If that's their idea of security...
The outcome is the usual one, stuff breaks and there is no additional security.
* The product provided for blogging/content publishing did a shitty job of configuring WAF rules for its use cases (the utility of a "magic WAF that will just solve all your problems" being out of the picture for now) * The WAF product provided by the cloud platform clearly has shitty, overreaching rules doing arbitrary filtering on arbitrary strings. That filtering absolutely can (and will) break unrelated content if the application behind the WAF is developed with a modicum of security-mindedness.
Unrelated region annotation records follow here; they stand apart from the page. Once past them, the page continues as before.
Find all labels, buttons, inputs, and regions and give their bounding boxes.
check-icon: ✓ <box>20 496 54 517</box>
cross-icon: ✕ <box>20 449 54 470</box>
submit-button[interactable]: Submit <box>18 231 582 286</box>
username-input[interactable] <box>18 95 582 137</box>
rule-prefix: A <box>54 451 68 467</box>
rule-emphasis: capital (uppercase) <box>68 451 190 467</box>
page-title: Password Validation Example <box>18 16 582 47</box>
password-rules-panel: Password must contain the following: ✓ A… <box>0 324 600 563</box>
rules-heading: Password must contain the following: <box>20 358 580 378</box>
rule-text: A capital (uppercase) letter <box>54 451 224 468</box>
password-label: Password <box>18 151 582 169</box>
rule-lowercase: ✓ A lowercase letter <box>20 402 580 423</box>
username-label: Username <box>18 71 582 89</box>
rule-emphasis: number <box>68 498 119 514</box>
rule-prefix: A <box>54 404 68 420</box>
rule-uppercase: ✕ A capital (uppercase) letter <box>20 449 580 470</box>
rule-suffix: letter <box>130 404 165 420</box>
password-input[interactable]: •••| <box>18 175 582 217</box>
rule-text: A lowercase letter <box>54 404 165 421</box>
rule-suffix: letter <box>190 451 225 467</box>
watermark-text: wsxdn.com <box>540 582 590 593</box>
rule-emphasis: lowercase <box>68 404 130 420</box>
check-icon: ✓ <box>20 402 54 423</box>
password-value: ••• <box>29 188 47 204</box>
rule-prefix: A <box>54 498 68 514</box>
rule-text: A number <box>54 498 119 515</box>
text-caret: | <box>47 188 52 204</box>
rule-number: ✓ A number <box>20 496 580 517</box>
You don't `fopen()` a string input (no, I will not be surprised - yes, sometimes you do `fopen()` a string input - when you are using software that is badly written).
So I am wondering:
1. Was this sent to Substack as a bug - they charge money for their platform, and the inability to store $arbitrary_string on a page you pay for, as a user, is actually a malfunction and disfunction"? It might not be the case "it got once enshittified by a CIO who mandated a WAF of some description to tick a box", it might be the case "we grabbed a WAF from our cloud vendor and haven't reviewed the rules because we had no time". I don't think it would be very difficult for me, as an owner/manager at the blogging platform, to realise that enabling a rule filtering "anything that resembles a Unix system file path or a SQL query" is absolutely stupid for a blogging platform - and go and turn it the hell off at the first user complaint.
2. Similarly - does the cloud vendor know that their WAF refuses requests with such strings in them, and do they have a checkbox for "Kill requests which have any character an Average Joe does not type more frequently than once a week"? There should be a setting for that, and - thinking about the cloud vendor in question - I can't imagine the skill level there would be so low as to not have a config option to turn it off.
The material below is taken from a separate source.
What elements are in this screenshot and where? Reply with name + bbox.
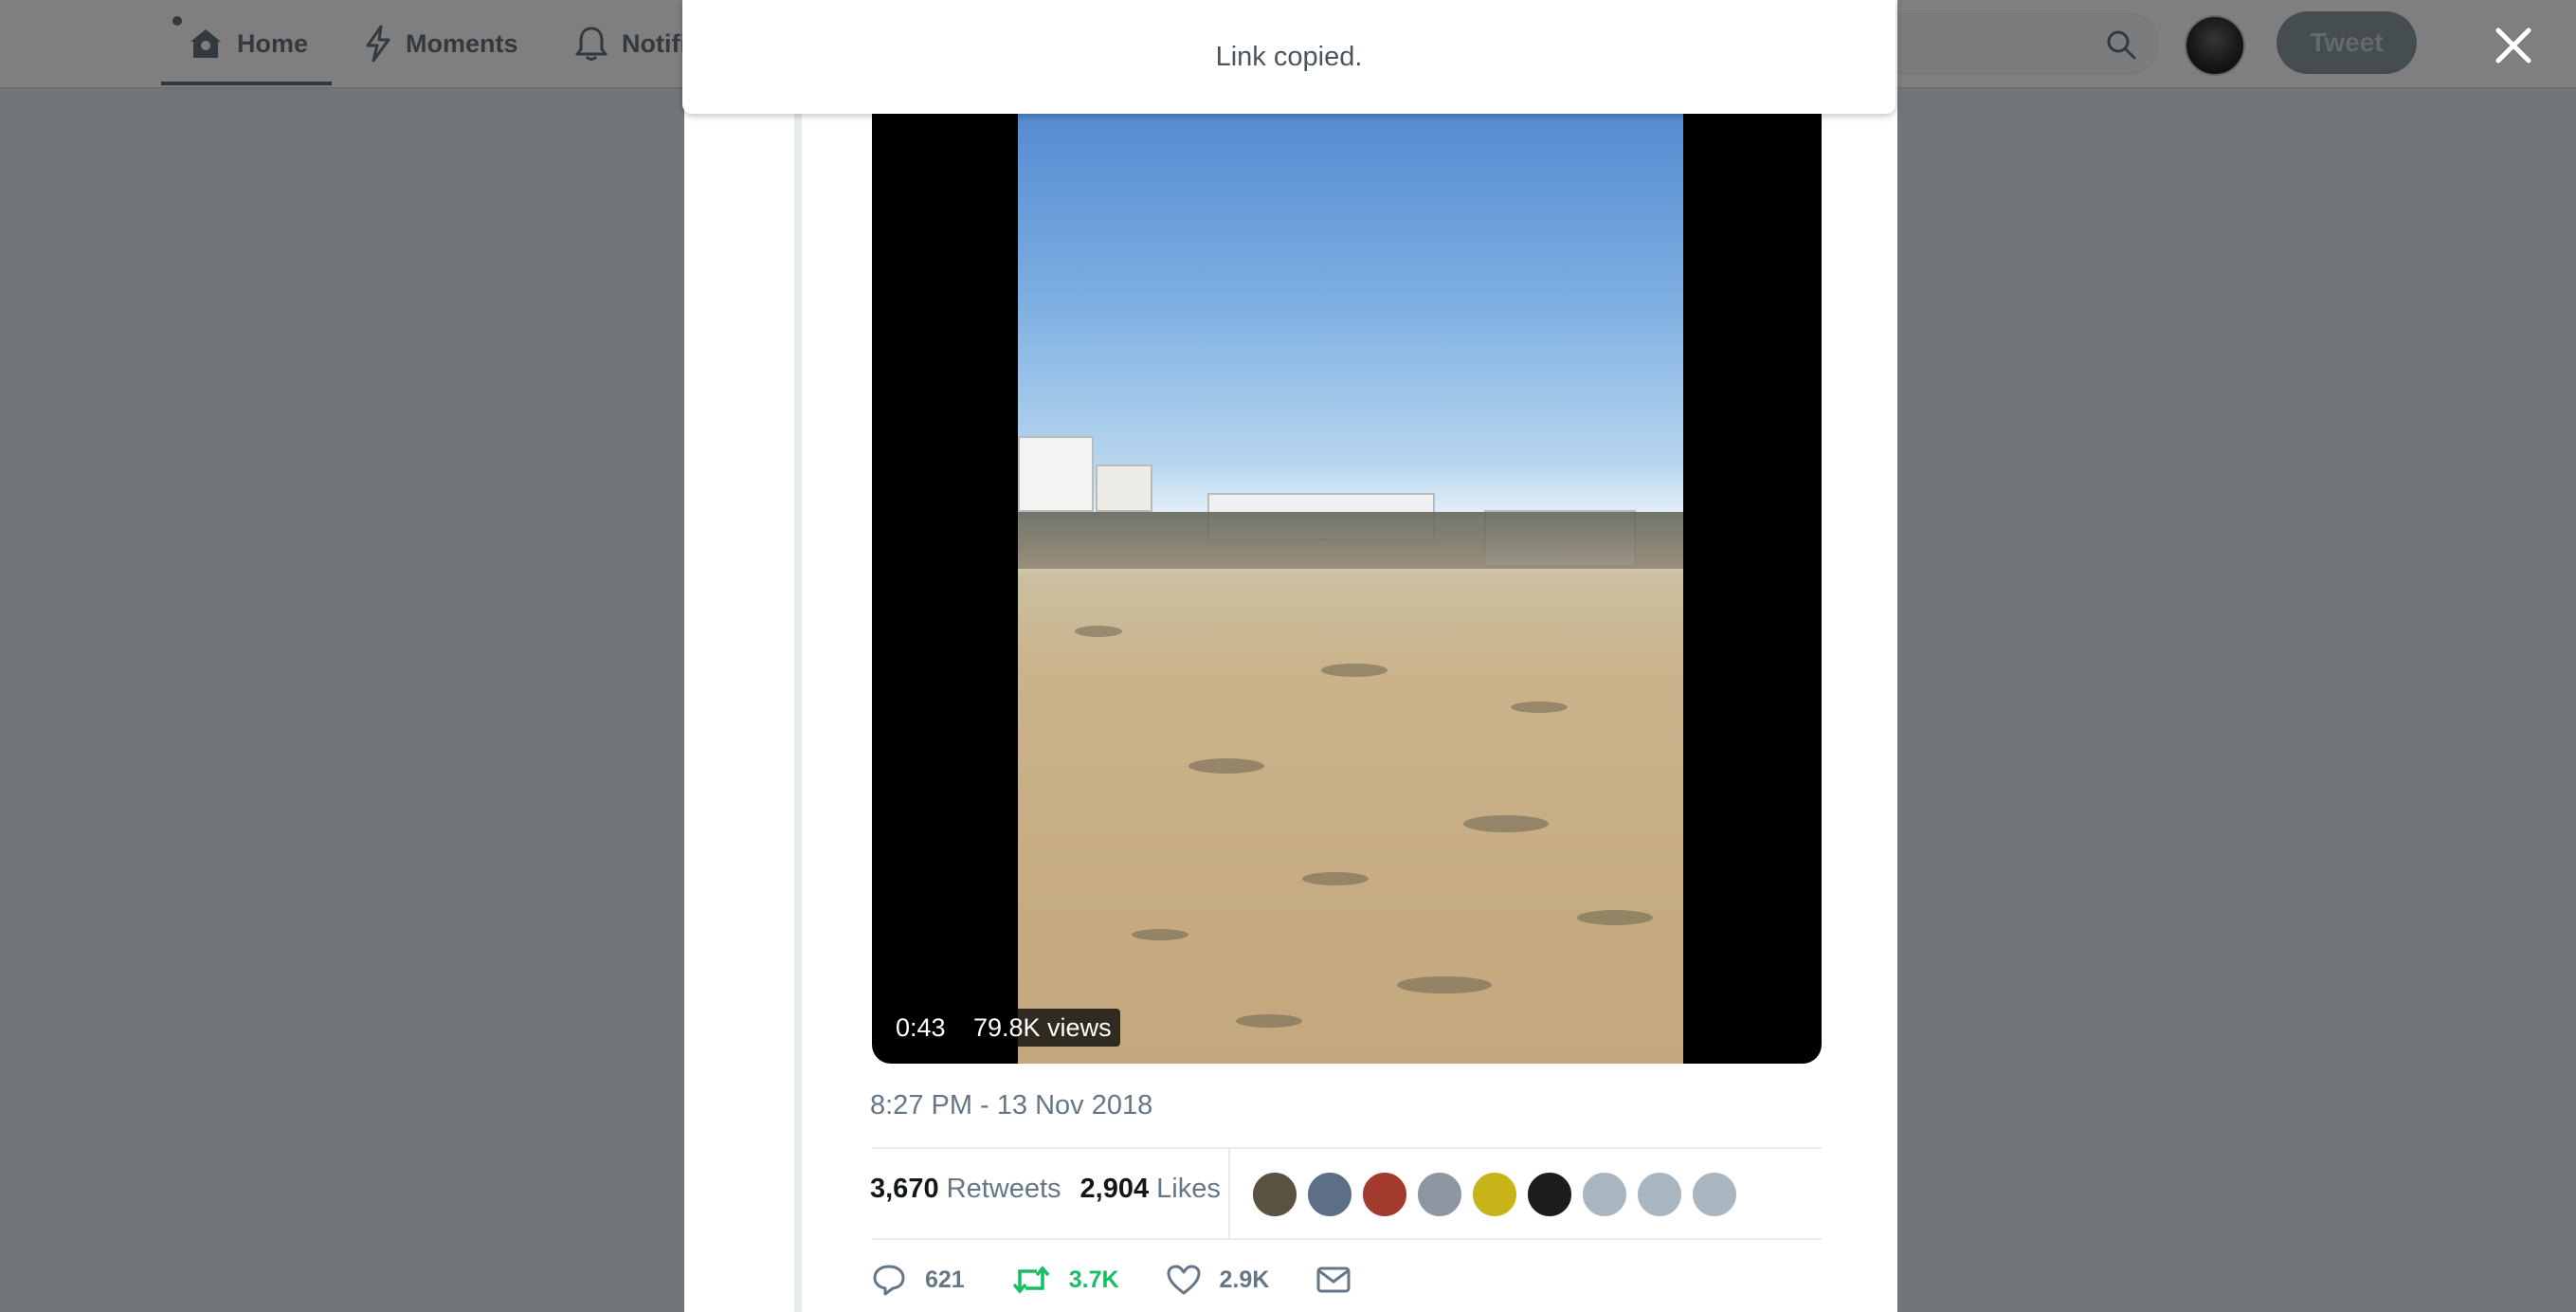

So - yes, that's a case of "we enabled a WAF for some compliance/external reasons/big customer who wants a 'my vendor uses a WAF' on their checklist", but also the case of "we enabled a WAF but it's either buggy or we haven't bothered to configure it properly".
To me it feels like this would be 2 emails first ("look, your thing <X> that I pay you money for clearly and blatantly does <shitty thing>, either let me turn it off or turn it off yourself or review it please") - and a blog post about it second.
It's not likely to be a WAF or content scanner, because the HTTP request is using PUT (which browser forms don't use) and it's uploading the content as a JSON content-type in a JSON document. The WAF would have to specifically look for PUTs, open up the JSON document, parse it, find the sub-string in a valid string, and reject it. OR it would have to filter raw characters regardless of the HTTP operation.
Neither of those seem likely. WAFs are designed to filter on specific kinds of requests, content, and methods. A valid string in a valid JSON document uploaded by JavaScript using a JSON content-type is not an attack vector. And this problem is definitely not path traversal protection, because that is only triggered when the string is in the URL, not some random part of the content body.